Nove meses depois de árbitros e assistentes cruzarem os braços em protesto contra a violência, a insegurança persiste nos gramados das equipes amadoras de Curitiba. No dia 7 de novembro de 2009, na partida entre Caxias e União Ahú, no Boqueirão, pela Série B da Suburbana, 30 pessoas agrediram o árbitro Anderson Scátola e os assistentes Júlio Cezar de Lima Santos e Jefférson Piva. Scátola e Piva ficaram com escoriações pelo corpo e Santos chegou a ser hospitalizado. Após a agressão, 50 integrantes do quadro da Federação Paranaense de Futebol (FPF) praticamente todos os membros da capital assinaram um protesto e cruzaram os braços por uma rodada.
"A partir do protesto, a situação ficou boa até o fim do ano passado. Esta temporada, a coisa voltou a ser como antes. Somos só nós três [juiz e dois bandeiras] e Deus para garantir nossa própria segurança", relata um árbitro que prefere não ter a identidade revelada.
Não declarar o nome é um sintoma do medo. Na mesma situação, outros dois árbitros pediram anonimato. Temem represália política e claro nos campos.
O presidente da Comissão de Arbitragem da FPF, Afonso Vítor de Oliveira, reconhece o problema no futebol amador, mas não vê uma solução. "Já era assim quando eu comecei a apitar em 1969 e deve continuar. Infelizmente, todo árbitro passa por isso", resigna-se.

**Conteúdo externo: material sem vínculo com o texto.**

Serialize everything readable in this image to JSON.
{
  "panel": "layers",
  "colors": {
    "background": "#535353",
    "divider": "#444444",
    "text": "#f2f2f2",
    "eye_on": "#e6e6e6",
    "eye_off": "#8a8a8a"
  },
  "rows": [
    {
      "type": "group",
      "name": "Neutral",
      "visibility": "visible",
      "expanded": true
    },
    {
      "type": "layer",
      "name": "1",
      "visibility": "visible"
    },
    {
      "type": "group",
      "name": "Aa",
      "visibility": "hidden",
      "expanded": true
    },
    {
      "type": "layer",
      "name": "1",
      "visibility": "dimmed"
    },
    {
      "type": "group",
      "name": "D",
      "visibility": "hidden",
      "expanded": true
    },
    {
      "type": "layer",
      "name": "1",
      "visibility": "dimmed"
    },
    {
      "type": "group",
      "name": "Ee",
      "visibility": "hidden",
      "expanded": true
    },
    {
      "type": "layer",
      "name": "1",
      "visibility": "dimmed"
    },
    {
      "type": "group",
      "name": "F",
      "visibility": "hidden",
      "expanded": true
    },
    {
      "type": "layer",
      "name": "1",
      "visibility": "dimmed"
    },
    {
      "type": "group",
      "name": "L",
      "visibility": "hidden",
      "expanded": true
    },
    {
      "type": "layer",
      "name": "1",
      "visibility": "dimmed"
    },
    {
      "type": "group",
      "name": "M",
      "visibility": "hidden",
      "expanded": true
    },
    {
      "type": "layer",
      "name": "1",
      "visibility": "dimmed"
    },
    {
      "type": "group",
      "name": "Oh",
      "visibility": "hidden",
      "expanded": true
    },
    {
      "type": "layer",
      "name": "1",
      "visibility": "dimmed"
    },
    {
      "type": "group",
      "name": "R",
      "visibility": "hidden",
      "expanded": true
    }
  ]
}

No objetivo de chegar ao quadro da Fifa, no qual o árbitro recebe R$ 2,8 mil de taxa por partida e cada assistente R$ 1,4 mil, membros do quadro da FPF são obrigados a atuar nas partidas amadoras em Curitiba. Caso se neguem a atuar em algum jogo, correm o risco de ficar fora das próximas escalas, vendo o sonho terminar.
"Os árbitros são reféns dessa situação. Não tem quem goste de apitar Suburbana pelo risco, mas eles são obrigados. O cara só apita porque tem o sonho de chegar ao profissional", afirma o ex-árbitro Renato Vieira Júnior, 41 anos, que se aposentou por causa de uma tendinite no calcanhar esquerdo.
Nos nove anos em que atuou como mediador, de 1998 a 2007, Vieira teve de sair escoltado pela Polícia Militar em seis partidas do futebol amador. "Tem horas que você pensa não vale a pena. O risco é muito grande e você ganha muito pouco. O cara só fica pela paixão mesmo", explica.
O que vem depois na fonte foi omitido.